The goats are processed by abattoirs in NSW and Victoria.
"I only buy them marked, so there are no bucks," he said.
"We don't do any breeding here, were a backgrounding operation only."
Maurice said the only farm preparation required for the goats was modifying the sheep yards.
He gave wry grin when asked about fencing.
"Fences don't mean anything to goats - they'll find a way through." Maurice said.
"We are fortunate in having the irrigation channel on one boundary, which stops them."
Maurice sees no danger of an over-supply of goat meat, at least not from his district.
"I'm the only one around here silly enough to have goats," he said.
Besides benefiting from their returns, Maurice enjoys the animals.
"They're intelligent and I quite like them," he said.
The goats, which have just come off wheat stubble, are not receiving supplementary feed.
After the winter crops have been sown and harvested the goats will go back on the stubble.
Elsewhere on the farm, the main income-earners - 120 mixed-breed cattle - rest in the shade of part of a tea-tree woodland, which Maurice fenced 10 years ago to establish a feedlot alongside cattle yards.
The woodland extends up a hill which has been left to regenerate.
The property has its own feed mill, comprising a grain and hay mixer and a canola oilseed extractor.
"We mix up four tonnes of hay and grain at a time. Canola meal is added and micro-nutrients, bought from Melbourne," Maurice said.
"We sell the cattle direct to the killing floor at Rockdale, Cargill and other abattoirs depending on the best price."
The property turns off as many as 1000 prime cattle annually.
After the existing mob is sold, and before the replacement cattle arrive, Maurice will collect the manure from the feedlot and recycle it as natural fertiliser on the cropping land.
The action is prompted by the high price of fertiliser which, with other chemicals and fuel, heads the list of the farm's biggest costs.
Maurice looks after the livestock and the cropping program on his own, using contractors for livestock, grain and canola oilseed cartage only.
The couple, who have four children, expanded their holdings in 1980 when they bought the main farm block.
They redesigned and refenced the property, laser-levelled the land for rice and cereal crops and built 10km of internal channels.
Maurice and Kim are currently in a "holding pattern" with the prolonged drought leading to slashed water allocations and a greatly reduced cropping program.

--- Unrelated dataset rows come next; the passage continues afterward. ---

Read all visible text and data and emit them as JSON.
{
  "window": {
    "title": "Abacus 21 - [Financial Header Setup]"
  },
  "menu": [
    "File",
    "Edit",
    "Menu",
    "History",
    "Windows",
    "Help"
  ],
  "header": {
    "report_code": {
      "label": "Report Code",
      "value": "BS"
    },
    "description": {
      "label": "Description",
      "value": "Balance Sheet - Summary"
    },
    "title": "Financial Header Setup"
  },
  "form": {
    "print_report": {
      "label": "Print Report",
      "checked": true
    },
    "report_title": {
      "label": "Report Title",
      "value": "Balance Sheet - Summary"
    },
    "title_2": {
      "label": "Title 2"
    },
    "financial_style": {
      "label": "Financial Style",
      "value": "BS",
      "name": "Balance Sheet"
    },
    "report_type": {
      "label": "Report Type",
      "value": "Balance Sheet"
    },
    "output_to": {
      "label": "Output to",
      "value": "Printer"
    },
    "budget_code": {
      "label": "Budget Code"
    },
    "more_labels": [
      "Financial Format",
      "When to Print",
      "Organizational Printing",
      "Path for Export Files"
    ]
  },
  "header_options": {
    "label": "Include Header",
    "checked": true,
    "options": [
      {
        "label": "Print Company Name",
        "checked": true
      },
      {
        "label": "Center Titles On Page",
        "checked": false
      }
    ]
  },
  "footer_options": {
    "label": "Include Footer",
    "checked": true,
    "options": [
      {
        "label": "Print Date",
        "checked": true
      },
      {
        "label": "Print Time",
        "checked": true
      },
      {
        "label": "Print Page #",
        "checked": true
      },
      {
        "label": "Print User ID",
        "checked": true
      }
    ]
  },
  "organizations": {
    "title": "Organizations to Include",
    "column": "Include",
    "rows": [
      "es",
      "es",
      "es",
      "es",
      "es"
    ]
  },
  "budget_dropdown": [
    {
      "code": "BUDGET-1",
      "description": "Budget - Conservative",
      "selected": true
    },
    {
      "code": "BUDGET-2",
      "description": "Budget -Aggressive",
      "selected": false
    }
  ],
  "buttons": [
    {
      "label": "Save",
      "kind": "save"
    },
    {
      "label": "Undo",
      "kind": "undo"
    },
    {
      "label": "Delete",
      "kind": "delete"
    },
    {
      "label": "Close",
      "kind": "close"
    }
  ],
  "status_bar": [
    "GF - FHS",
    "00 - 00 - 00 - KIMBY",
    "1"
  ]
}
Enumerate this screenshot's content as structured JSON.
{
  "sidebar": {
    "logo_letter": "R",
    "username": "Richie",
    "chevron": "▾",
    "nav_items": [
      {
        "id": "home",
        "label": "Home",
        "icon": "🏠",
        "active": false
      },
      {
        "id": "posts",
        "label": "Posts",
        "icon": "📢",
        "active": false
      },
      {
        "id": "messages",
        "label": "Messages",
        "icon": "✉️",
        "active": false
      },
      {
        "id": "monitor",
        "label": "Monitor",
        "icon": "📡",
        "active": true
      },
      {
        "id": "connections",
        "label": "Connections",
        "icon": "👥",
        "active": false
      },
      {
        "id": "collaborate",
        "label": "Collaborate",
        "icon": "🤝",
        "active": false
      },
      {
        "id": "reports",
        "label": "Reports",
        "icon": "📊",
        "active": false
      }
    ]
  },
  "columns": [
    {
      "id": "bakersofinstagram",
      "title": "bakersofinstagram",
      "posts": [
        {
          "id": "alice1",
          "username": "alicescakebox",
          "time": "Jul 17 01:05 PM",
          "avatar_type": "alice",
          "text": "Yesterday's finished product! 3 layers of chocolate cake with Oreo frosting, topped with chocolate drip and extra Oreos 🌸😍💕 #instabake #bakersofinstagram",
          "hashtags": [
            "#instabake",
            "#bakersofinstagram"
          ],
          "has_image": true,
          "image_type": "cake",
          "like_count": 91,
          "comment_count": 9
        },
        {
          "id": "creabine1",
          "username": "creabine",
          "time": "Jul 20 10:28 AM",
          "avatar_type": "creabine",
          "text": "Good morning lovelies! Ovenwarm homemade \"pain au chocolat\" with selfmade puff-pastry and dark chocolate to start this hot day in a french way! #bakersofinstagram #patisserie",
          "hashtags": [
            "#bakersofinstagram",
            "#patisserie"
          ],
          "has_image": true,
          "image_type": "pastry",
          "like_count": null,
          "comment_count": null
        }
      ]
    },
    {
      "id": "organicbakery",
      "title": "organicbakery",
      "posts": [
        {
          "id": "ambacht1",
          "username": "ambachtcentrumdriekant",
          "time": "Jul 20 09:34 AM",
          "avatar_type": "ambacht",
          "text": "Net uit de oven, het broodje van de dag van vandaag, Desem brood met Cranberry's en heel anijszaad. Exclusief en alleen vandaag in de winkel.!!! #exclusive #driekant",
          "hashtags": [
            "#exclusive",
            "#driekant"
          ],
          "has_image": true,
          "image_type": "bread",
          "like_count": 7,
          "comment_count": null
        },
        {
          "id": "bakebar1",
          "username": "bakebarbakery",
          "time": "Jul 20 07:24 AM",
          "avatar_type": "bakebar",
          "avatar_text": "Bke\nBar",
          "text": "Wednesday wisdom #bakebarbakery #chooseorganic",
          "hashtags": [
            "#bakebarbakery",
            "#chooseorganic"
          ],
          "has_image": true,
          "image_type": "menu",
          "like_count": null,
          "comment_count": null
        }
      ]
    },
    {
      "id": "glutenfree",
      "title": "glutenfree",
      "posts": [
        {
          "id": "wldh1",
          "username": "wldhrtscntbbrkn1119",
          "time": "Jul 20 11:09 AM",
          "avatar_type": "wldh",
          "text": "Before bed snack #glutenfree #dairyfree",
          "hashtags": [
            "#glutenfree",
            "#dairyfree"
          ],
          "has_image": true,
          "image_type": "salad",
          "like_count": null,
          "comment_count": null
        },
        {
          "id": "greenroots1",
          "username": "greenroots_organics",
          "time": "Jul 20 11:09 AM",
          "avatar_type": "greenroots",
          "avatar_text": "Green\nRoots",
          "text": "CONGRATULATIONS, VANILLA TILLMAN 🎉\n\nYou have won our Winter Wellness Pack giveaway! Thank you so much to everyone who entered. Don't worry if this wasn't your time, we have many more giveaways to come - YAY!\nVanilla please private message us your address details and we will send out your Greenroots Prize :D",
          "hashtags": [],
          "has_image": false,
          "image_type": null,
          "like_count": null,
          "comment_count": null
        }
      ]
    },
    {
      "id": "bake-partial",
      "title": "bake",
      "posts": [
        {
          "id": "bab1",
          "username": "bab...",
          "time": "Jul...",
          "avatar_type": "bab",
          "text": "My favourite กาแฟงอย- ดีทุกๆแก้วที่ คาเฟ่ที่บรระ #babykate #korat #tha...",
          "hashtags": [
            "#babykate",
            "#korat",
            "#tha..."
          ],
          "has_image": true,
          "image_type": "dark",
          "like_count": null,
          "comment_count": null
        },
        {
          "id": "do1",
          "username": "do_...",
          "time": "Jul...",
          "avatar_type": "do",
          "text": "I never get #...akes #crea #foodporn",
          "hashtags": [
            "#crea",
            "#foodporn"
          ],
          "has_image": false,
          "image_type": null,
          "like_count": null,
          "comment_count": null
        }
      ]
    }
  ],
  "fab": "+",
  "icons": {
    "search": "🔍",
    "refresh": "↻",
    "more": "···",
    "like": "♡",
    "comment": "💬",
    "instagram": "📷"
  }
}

The property's entitlement is 2000 megalitres of low-security water. Their current allocation is 21 per cent.
While most of the crops are grown to support the feedlot enterprise, rice, canola for oil seed and some grain are cash crops integral to the farm business.
Maurice normally plants 162ha of rice, but this year put in just 50ha using a 4 per cent water allocation, only to lose the lot to locusts.
A positive thinker, he viewed this as a temporary setback.
Apart from rice, the crops are dryland, but when water is available some are irrigated.
Besides rice, the normal cropping program comprises 162ha of canola for a dryland yield of 1.2 tonnes per hectare - double that if irrigated - 162ha of barley and 80ha of wheat, for respective yields of 1t/ha and 1.8t/ha.
This year everything, apart from the rice, made it through to harvest without water.
Most of the grain and much of the canola seed is retained for use in the feedlot.
This year, to offset lost rice income, Maurice sold 30 to 40 tonnes of canola.
This bettered last year, when with no canola for feedlot meal processing, he was forced to buy 10 tonnes of soya beans as a substitute.
An advocate of sustainable farming practices, Maurice direct drills and rotates crops to build up nitrogen levels.
He is looking forward to breaking the "holding pattern" and getting back to a normal cropping program.
Maurice has not ruled out future expansion.
"Well just wait and see. If any of the children want to enter farming it is easy enough to buy another farm," he said.
A third-generation farmer, Maurice is optimistic about the long-term future of the livestock and crops.